Balochistan National Party Chief Sardar Akhtar Mengal on Saturday said that the multibillion CPEC project is not meant for the progress of Balochistan and that it would transform the Baloch nation into a minority on their own soil.

That the CPEC is not meant for the development of Balochistan is true. The project is not a development fund or a welfare program. Equal allocation of resources and infrastructure has never been in the offing. Like any economic enterprise, the aim is to generate profits and enhance trade for the investor. That Pakistan gets infrastructure, trade links, jobs and boosts to its GDP are almost externalities. There is no grand conspiracy to cheat Balochistan from the benefits of the CPEC. The corridor is a Chinese investment, the benefits of which are largely in their hands to allocation.

Yet, it would be unwise to just dismiss the concern over Balochistan’s share, seeing it repressed and underdeveloped over the years. Even if the CPEC was based just in the province, the project would be subject to power politics, the home of which is the Punjab (as well as susceptible to elite capture within Balochistan).

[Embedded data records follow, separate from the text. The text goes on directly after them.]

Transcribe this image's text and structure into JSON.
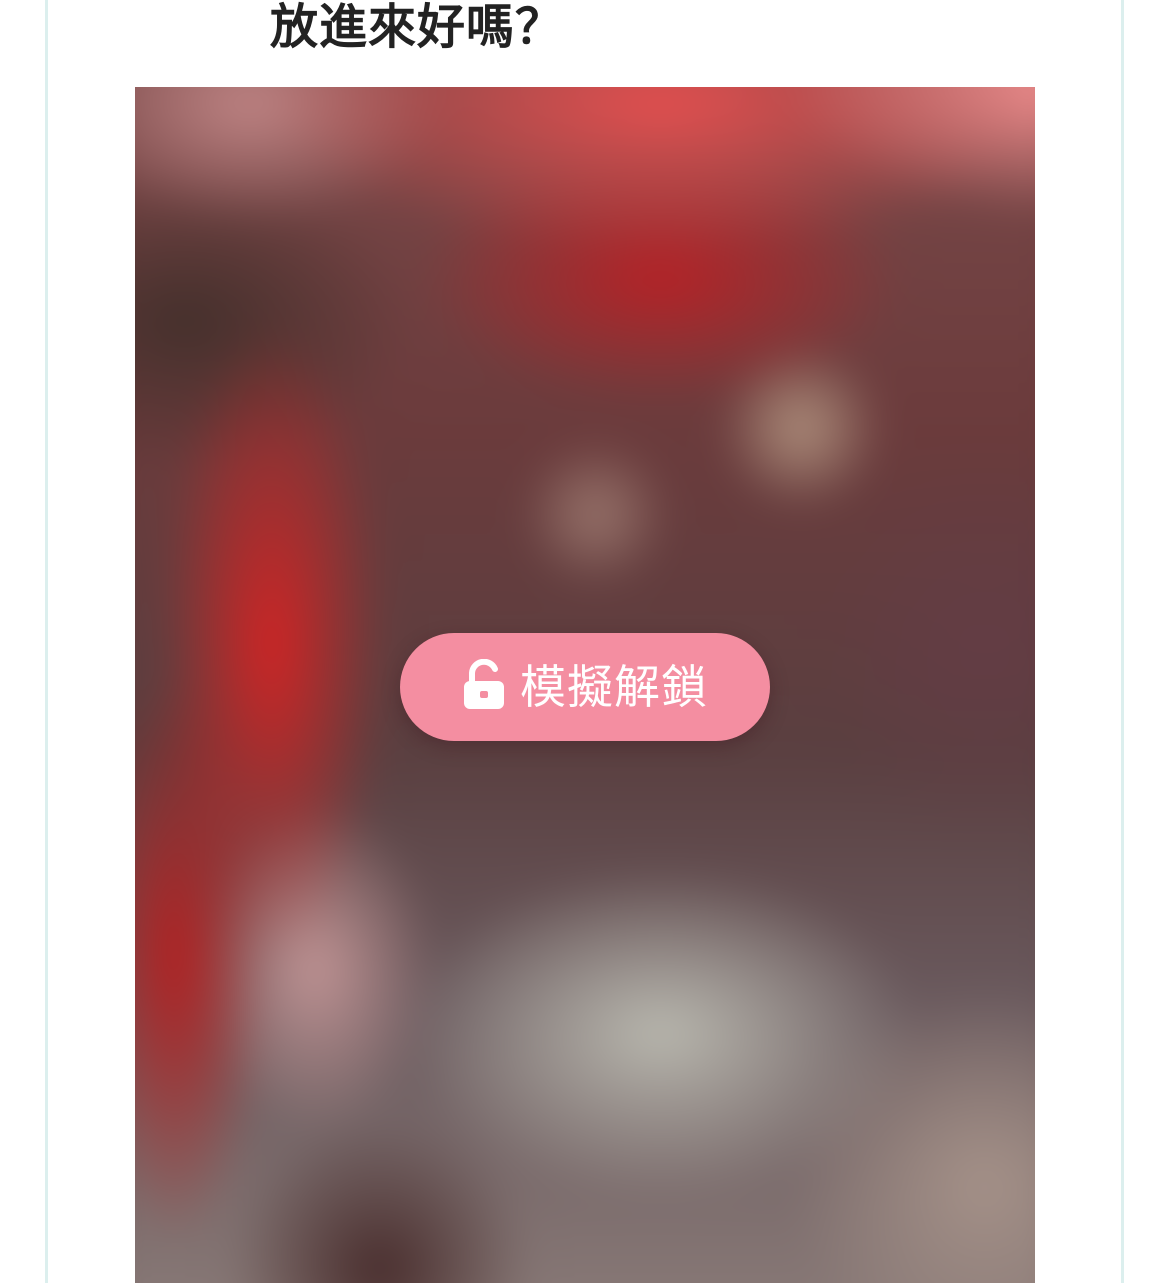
{
  "post": {
    "title": "放進來好嗎？"
  },
  "image": {
    "description_icon": "blurred-image"
  },
  "unlock": {
    "label": "模擬解鎖",
    "icon": "unlock-icon",
    "color": "#f48ea1"
  },
  "colors": {
    "card_border": "#dcefee",
    "title_text": "#222222",
    "button_text": "#ffffff"
  }
}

Last year in October, Sardar Akhtar Jan Mengal, chief of the Balochistan National Party-Mengal (BNP-M) said that it was important to pass legislation which would protect the people of Balochistan and “not let them become a minority in the port city of Gwadar”. The Federal Government must treat this as in important concern, because unresolved economic conflict can foment insurgencies, and will end up putting the CPEC at risk.

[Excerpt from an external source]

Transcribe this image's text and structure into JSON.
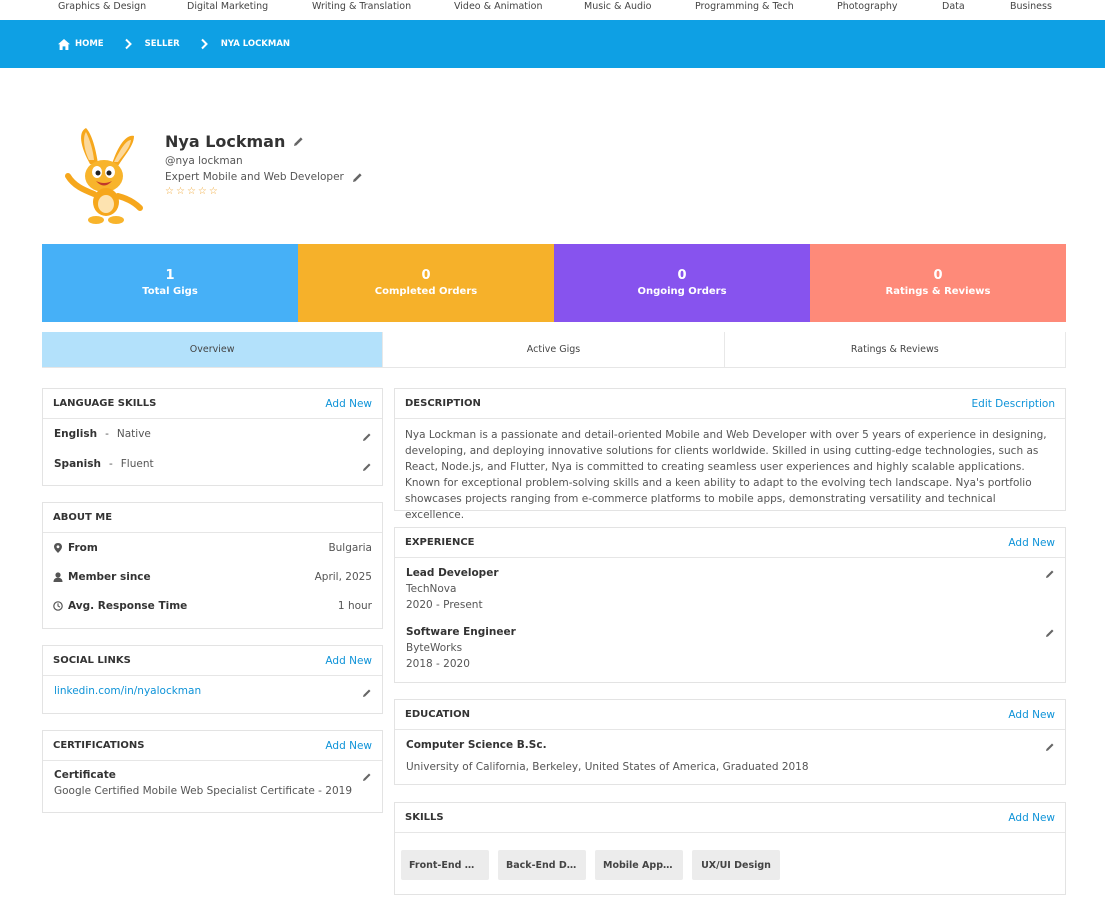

“We are not seeing any development. Even our people do not have access to hospitals for treatment, not to speak of development,” Mengal has lamented. This again cannot be dismissed, the state has to build for social development, but the CPEC is not the sole vehicle for all development and progress in Pakistan. However, Mengal also expressed reservations over the CPEC and the census, which he termed a conspiracy to convert the Baloch nation into a minority, and this perception must be dispelled. The census is absolutely necessary to understand the demographics of Balochistan and to model its economic development. Without the numbers, we are groping in the dark to understand the province and its economic situation.

The situation of the Pakistani economy is improving. While income inequalities will continue to exist, there will be a general improvement of the standard of living of Pakistanis in the coming years. In this scenario, constant criticism of the CPEC is not helpful, and will sabotage our growth trajectory. Instead, activists in Balochistan must demand better welfare policies from the provincial and federal governments.